Dad at the Buenos Aires Railway Museum

 

Walking through the crowded streets of downtown Buenos Aires could be challenging.  At almost any given time either I was in someone’s way or someone was in my way.  On more than one occasion we ran into a pedestrian traffic jam caused by a young couple too busy making out to realize they were blocking a narrow sidewalk.  Public displays of affection – all but nonexistent in the African and Asian countries I’d been in so far (especially those with large Muslim populations) – were ubiquitous in Buenos Aires.  It wasn’t unusual to see two men greet each other with a kiss on the cheek.  In a country like Tanzania, any guy who tried that move would promptly have his face rearranged.

On Sunday we checked out the street market in San Telmo, a neighborhood just south of the city center.  Local vendors sold antiques, art, and a variety of tourist-oriented souvenirs.  My mom made progress on the long list of gifts she wanted to buy for people back home, and my dad, an avid deltiologist (how’s that for a word you don’t hear every day?), found a few old postcards for his collection.

 

Dad Looking at Postcards

 
Spending time with my mom and dad, especially after a long stretch of traveling alone, made me acutely aware of how easily I slip into long-standing, well-worn patterns of thought and behavior when I’m around my family.  In many ways that’s one of the great things about family, because the vast majority of those familiar patterns are very welcome and comfortable.  Some, however, no longer serve any purpose and should have been outgrown long ago.  But, despite consciously recognizing that, I couldn’t quite seem to do it.  It’s amazing how stubbornly ingrained our habits become.

 

Scenes from Buenos Aires

 

On the last full day of my parents’ trip we took a ferry to Colonia del Sacramento, Uruguay.  Slow boats can take over three hours to cross the Rio de la Plata, but we chose a fast catamaran that made the trip in about an hour.  The border-crossing process was smooth and easy, no visa required.

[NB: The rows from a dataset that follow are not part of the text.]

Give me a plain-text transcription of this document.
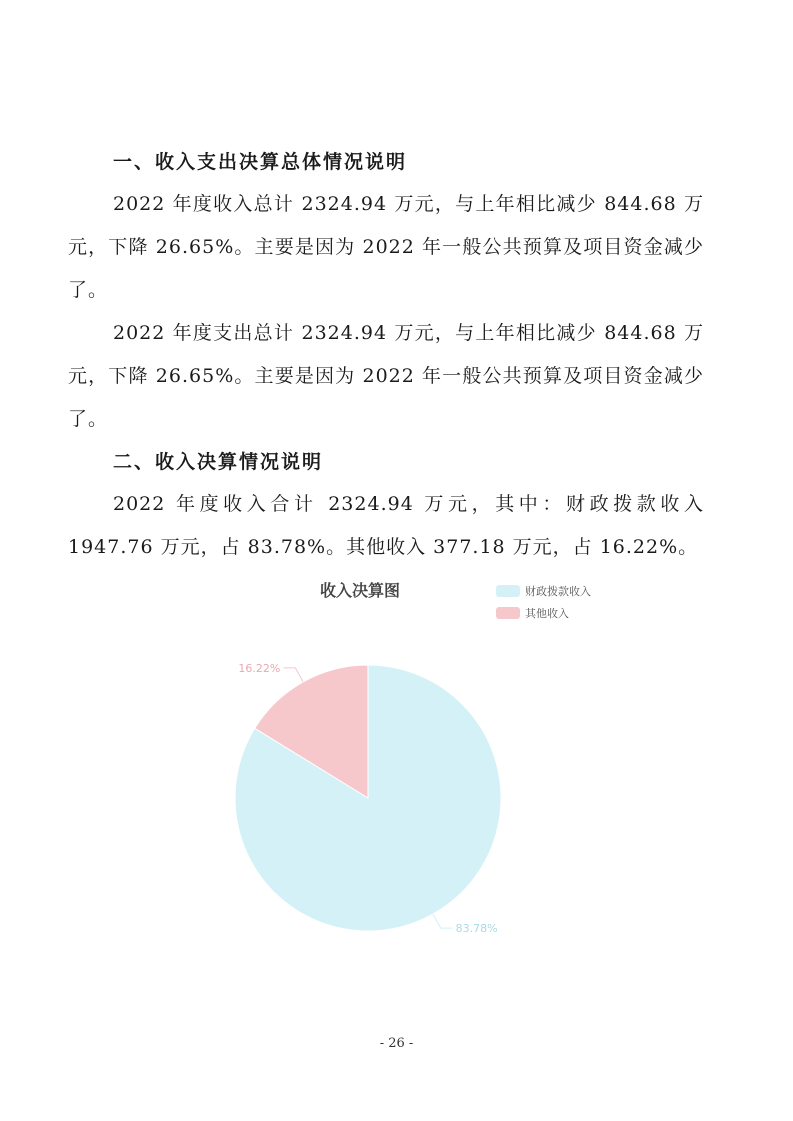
一、收入支出决算总体情况说明
2022 年度收入总计 2324.94 万元，与上年相比减少 844.68 万元，下降 26.65%。主要是因为 2022 年一般公共预算及项目资金减少了。
2022 年度支出总计 2324.94 万元，与上年相比减少 844.68 万元，下降 26.65%。主要是因为 2022 年一般公共预算及项目资金减少了。
二、收入决算情况说明
2022 年度收入合计 2324.94 万元，其中：财政拨款收入 1947.76 万元，占 83.78%。其他收入 377.18 万元，占 16.22%。
收入决算图	财政拨款收入
其他收入
83.78%
16.22%
- 26 -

Colonia, founded in 1680, is the oldest city in Uruguay.  We spent the day walking along the cobblestone streets of the city’s old town and enjoying the perfect weather.  Colonia was scenic enough that I should have busted out my big camera, which seemed to be working again after a soaking at Iguazu Falls temporarily knocked it out of commission.  But instead I lazily stuck with the Hipstamatic app on my iPhone.

 

Mom and Dad on a Street in Colonia

 

Mom and Dad in Colonia

 

I had a great time with my parents and the days passed too quickly.  It didn’t seem like Mom and Dad had already been in Argentina for a week, but on Wednesday evening it was time for them to take a taxi to the airport.  They dropped me off at the Retiro bus station, where I headed south on a night bus to Bariloche while they flew back to Kansas City.

I can’t thank my parents enough – first and foremost for making the long trip and putting up with me for an entire week, but also for bringing my replacement gear, paying for so many meals, being good sports about posing for photos, and surprising me with my favorite cookies.  I hope it’s not too long before we can explore another new city together.